U.S. and Moroccan officials have since established his role by examining the phone and interviews with other captives, including a Moroccan who moved with Tabarak as American forces approached.
Although the prisoners at Camp Delta have no single common area, they are not completely isolated from each other. They are held in rectangular cell blocks and have managed to find ways to communicate with one another, between adjacent cells or by shouting, officials said.
Moroccan officials here said 18 of their nationals were sent to Guantanamo Bay and none has been returned home.
In interviews here, Moroccan officials denied a recent Washington Post report that the United States has shipped al Qaeda fighters who refused to cooperate to Morocco, among other Arab countries, so that they could be interrogated using torture.

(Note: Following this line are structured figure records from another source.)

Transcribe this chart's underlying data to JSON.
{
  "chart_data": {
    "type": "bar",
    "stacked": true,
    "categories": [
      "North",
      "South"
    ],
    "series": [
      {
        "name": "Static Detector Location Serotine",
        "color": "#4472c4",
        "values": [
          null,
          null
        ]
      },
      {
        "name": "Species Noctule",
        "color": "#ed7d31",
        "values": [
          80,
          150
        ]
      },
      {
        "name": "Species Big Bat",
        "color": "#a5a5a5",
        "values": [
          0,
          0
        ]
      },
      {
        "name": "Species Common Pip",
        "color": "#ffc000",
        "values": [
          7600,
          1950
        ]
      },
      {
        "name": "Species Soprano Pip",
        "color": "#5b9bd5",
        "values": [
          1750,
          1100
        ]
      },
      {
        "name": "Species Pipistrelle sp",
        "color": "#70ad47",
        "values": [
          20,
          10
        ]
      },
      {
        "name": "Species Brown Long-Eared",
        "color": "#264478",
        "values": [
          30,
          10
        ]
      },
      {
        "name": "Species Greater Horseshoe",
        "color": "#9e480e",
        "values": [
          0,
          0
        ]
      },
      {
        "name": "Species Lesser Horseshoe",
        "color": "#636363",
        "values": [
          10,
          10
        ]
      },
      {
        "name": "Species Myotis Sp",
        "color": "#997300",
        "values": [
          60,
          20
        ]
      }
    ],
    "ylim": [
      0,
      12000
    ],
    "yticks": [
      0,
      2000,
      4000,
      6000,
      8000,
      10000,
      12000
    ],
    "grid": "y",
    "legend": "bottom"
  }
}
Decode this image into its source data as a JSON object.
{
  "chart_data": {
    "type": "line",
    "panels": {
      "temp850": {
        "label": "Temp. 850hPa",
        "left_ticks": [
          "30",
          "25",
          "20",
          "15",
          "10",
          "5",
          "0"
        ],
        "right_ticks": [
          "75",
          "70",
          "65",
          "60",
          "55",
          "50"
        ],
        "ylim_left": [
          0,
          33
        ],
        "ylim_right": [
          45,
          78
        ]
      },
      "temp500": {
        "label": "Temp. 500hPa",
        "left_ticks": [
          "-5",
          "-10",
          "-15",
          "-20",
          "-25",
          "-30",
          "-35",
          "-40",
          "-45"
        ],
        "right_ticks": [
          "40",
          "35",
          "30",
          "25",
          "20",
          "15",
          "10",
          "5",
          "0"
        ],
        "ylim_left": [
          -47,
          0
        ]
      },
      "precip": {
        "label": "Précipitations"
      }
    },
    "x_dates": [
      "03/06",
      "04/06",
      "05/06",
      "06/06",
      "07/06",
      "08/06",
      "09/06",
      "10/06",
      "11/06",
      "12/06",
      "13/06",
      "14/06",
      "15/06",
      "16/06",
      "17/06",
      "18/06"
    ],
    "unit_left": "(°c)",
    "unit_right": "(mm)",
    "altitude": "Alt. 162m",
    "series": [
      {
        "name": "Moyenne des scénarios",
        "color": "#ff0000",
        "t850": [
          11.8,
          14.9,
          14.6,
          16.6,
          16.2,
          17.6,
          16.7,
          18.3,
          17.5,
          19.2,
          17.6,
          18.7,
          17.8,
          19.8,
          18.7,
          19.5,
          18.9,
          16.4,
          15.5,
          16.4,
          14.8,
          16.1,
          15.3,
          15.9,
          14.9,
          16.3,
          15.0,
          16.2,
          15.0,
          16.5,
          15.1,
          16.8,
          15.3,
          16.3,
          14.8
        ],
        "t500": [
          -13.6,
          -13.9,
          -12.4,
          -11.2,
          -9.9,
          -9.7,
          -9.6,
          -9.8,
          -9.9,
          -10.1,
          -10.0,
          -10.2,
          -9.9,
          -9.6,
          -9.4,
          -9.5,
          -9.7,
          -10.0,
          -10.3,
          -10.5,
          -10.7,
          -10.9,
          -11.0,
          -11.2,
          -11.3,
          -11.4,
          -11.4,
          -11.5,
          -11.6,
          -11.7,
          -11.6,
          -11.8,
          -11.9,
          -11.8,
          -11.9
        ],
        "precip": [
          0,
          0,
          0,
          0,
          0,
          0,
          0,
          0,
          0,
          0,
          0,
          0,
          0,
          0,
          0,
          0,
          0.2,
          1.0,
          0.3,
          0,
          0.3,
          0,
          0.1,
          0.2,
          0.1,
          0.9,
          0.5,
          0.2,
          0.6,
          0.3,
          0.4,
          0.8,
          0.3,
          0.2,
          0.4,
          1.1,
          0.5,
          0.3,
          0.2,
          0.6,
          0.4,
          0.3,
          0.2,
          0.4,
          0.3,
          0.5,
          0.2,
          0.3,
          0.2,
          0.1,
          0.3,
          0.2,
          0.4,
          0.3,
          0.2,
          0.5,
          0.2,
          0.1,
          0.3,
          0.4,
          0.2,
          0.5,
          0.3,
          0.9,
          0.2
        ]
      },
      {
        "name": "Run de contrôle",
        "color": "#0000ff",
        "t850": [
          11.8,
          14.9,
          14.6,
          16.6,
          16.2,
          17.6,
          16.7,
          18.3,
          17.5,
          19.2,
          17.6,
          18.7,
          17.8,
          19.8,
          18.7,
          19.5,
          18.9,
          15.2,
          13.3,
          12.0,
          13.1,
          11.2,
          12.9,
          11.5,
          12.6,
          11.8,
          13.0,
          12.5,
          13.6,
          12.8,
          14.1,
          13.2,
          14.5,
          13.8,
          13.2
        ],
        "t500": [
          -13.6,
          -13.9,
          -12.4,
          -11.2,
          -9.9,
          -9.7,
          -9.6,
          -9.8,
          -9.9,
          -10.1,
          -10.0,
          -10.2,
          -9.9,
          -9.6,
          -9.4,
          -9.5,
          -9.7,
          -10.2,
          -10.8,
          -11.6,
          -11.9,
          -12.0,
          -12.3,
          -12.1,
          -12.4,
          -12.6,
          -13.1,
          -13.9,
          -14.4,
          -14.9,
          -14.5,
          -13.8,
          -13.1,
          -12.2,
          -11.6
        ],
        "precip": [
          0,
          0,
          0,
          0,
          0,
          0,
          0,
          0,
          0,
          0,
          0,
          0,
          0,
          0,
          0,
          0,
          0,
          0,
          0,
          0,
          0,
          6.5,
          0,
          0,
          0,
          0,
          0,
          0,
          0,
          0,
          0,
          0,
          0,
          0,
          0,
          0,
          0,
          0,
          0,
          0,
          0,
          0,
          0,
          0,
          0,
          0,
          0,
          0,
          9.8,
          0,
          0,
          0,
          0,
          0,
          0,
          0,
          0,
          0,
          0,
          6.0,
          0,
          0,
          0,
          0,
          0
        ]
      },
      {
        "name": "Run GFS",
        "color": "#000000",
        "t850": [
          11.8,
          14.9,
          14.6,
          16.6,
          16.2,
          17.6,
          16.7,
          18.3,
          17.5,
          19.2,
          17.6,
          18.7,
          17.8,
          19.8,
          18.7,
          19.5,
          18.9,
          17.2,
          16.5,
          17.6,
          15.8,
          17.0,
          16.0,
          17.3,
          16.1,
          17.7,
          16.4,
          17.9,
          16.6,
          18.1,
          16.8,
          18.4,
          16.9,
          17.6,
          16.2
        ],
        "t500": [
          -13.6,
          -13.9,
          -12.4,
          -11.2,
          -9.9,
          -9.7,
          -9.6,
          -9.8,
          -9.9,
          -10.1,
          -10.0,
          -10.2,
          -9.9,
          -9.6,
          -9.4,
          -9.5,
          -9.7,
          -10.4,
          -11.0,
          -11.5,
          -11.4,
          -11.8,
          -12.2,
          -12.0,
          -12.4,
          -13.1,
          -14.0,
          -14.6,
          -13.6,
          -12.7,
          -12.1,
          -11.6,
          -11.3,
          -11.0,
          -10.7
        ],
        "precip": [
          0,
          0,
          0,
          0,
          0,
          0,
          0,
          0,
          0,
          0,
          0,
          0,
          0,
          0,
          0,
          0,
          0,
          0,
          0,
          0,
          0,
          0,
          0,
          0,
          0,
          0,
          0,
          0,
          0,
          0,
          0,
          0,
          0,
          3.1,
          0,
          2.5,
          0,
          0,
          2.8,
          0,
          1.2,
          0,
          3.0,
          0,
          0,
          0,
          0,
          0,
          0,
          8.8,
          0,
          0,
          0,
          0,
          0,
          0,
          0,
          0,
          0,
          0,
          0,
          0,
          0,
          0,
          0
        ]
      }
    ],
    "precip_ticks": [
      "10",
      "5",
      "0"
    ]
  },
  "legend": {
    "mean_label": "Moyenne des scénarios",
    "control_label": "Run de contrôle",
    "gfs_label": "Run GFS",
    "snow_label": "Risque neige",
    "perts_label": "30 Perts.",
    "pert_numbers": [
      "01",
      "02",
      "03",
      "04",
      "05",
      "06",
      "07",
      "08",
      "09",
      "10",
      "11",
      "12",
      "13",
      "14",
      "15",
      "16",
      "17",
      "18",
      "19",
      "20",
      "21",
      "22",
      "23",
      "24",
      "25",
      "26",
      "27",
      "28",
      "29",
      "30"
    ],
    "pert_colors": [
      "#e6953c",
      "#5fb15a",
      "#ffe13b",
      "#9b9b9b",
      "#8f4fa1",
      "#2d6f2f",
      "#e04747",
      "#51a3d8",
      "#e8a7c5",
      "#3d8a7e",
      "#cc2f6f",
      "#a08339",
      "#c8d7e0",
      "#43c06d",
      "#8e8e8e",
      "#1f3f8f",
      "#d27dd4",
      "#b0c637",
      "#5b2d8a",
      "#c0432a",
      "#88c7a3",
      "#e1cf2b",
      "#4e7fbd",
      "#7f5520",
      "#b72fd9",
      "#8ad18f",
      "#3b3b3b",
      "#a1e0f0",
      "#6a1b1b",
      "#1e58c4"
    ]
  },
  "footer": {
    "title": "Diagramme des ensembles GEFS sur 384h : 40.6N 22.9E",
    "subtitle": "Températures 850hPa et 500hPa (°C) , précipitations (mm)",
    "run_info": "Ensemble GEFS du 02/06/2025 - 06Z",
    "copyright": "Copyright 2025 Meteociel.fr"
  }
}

The Moroccan Human Rights Association charges that some of the people arrested here since Sept. 11, 2001, have been subject to torture and held for months without being brought before a court, in violation of Moroccan law. Government officials said those who were captured here after returning from Afghanistan are subject to duress, including sleep deprivation, but no physical abuse. They said they didn't believe abuse was an effective tactic.
Moroccan officials said, however, that they would like to see Tabarak returned and that they believe they could eventually compel him to cooperate. "We could play on our common culture, our religion and use his family," said an official involved in the interrogation of al Qaeda prisoners.